I attach little weight to the argument oftenest urged for having two Chambers- to prevent precipitancy, and compel a second deliberation; for it must be a very ill-constituted representative assembly in which the established forms of business do not require many more than two deliberations. The consideration which tells most, in my judgment, in favour of two Chambers (and this I do regard as of some moment) is the evil effect produced upon the mind of any holder of power, whether an individual or an assembly, by the consciousness of having only themselves to consult. It is important that no set of persons should, in great affairs, be able, even temporarily, to make their sic volo prevail without asking any one else for his consent. A majority in a single assembly, when it has assumed a permanent character- when composed of the same persons habitually acting together, and always assured of victory in their own House- easily becomes despotic and overweening, if released from the necessity of considering whether its acts will be concurred in by another constituted authority. The same reason which induced the Romans to have two consuls makes it desirable there should be two Chambers: that neither of them may be exposed to the corrupting influence of undivided power, even for the space of a single year. One of the most indispensable requisites in the practical conduct of politics, especially in the management of free institutions, is conciliation: a readiness to compromise; a willingness to concede something to opponents, and to shape good measures so as to be as little offensive as possible to persons of opposite views; and of this salutary habit, the mutual give and take (as it has been called) between two Houses is a perpetual school; useful as such even now, and its utility would probably be even more felt in a more democratic constitution of the Legislature.

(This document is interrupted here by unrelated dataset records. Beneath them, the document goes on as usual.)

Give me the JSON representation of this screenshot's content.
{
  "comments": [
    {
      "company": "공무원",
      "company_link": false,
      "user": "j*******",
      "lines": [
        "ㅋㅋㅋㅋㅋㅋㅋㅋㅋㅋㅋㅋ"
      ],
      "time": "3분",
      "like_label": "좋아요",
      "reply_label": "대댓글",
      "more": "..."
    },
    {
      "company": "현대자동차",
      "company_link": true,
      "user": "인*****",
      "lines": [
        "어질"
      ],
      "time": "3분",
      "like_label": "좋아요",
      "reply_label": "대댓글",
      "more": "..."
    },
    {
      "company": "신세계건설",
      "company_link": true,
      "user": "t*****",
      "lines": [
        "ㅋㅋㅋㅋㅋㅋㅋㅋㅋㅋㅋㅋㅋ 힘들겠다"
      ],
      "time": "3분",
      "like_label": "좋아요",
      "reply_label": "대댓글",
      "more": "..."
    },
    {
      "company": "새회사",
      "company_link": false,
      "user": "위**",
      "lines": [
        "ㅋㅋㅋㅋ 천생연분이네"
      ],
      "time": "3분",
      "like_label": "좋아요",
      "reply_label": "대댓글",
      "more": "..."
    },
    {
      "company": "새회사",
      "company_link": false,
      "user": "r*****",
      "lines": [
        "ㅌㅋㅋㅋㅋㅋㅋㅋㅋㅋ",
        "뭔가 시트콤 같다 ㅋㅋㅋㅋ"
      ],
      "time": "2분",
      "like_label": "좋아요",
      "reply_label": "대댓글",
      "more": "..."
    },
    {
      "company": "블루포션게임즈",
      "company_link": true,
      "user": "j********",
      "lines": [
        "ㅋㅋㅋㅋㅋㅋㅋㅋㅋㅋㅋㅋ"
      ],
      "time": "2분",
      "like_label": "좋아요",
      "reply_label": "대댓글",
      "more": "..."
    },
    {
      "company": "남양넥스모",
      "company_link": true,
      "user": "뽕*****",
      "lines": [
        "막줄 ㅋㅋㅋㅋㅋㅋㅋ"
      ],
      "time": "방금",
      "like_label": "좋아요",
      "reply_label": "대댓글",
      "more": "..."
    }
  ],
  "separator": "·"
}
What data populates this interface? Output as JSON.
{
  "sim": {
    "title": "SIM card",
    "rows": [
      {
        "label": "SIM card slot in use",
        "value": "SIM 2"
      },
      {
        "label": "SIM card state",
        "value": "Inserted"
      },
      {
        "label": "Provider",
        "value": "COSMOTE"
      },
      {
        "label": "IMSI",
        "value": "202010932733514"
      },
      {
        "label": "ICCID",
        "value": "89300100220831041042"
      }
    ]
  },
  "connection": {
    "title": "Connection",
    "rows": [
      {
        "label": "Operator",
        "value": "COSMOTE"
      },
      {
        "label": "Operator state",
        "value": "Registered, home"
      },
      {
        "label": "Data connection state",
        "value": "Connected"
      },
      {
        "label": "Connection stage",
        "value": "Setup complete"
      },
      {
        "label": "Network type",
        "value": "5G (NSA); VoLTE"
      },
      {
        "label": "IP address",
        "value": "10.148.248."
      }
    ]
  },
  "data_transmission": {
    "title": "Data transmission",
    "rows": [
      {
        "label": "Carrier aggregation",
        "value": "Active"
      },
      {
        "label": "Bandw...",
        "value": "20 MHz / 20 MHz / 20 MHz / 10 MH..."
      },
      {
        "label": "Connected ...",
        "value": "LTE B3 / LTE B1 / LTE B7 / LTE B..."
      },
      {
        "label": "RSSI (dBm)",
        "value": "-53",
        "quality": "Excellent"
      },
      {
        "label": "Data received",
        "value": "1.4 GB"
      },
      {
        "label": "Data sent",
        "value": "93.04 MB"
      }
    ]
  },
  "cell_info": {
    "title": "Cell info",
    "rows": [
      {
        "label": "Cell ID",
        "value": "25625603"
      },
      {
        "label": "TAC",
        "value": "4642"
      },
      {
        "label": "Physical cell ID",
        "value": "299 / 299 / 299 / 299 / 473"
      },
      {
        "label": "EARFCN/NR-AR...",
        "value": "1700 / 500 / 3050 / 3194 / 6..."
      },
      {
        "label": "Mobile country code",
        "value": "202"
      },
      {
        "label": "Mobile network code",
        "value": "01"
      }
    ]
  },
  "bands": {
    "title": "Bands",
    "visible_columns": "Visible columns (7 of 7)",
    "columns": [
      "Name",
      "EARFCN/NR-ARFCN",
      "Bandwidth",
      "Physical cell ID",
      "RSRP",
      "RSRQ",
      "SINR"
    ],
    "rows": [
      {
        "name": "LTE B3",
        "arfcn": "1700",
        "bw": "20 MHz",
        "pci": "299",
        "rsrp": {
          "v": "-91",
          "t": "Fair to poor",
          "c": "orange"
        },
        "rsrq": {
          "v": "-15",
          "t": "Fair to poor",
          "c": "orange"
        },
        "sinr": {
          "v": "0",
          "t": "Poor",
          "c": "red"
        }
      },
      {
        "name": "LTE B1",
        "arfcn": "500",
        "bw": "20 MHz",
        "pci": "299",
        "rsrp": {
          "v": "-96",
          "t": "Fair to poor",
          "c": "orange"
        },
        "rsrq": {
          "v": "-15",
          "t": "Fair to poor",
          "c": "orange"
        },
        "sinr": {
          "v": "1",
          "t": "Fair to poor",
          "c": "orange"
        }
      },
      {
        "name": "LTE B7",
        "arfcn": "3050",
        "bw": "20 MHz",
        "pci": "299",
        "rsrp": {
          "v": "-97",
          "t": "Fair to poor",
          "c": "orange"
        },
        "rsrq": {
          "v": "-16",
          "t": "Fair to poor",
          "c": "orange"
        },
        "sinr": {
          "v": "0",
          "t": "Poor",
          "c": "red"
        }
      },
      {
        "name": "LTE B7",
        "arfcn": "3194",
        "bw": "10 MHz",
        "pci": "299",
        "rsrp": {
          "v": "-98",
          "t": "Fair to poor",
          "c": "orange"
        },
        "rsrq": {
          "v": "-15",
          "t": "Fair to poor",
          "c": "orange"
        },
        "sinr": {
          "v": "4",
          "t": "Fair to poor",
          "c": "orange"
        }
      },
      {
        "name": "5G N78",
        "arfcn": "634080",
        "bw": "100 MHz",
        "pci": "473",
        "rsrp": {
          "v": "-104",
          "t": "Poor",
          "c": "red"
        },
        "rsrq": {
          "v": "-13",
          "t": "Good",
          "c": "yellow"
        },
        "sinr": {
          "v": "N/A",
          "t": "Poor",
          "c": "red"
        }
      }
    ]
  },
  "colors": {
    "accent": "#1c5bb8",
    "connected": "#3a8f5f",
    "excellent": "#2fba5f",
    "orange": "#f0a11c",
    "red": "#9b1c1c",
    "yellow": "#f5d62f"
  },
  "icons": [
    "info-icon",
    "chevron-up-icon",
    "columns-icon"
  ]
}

But the Houses need not both be of the same composition; they may be intended as a check on one another. One being supposed democratic, the other will naturally be constituted with a view to its being some restraint upon the democracy. But its efficacy in this respect wholly depends on the social support which it can command outside the House. An assembly which does not rest on the basis of some great power in the country is ineffectual against one which does. An aristocratic House is only powerful in an aristocratic state of society. The House of Lords was once the strongest power in our Constitution, and the Commons only a checking body: but this was when the Barons were almost the only power out of doors. I cannot believe that, in a really democratic state of society, the House of Lords would be of any practical value as a moderator of democracy.

When the force on one side is feeble in comparison with that on the other, the way to give it effect is not to draw both out in line, and muster their strength in open field over against one another. Such tactics would ensure the utter defeat of the less powerful. It can only act to advantage by not holding itself apart, and compelling every one to declare himself either with or against it, but taking a position among, rather than in opposition to, the crowd, and drawing to itself the elements most capable of allying themselves with it on any given point; not appearing at all as an antagonist body, to provoke a general rally against it, but working as one of the elements in a mixed mass, infusing its leaven, and often ****** what would be the weaker part the stronger, by the addition of its influence. The really moderating power in a democratic constitution must act in and through the democratic House.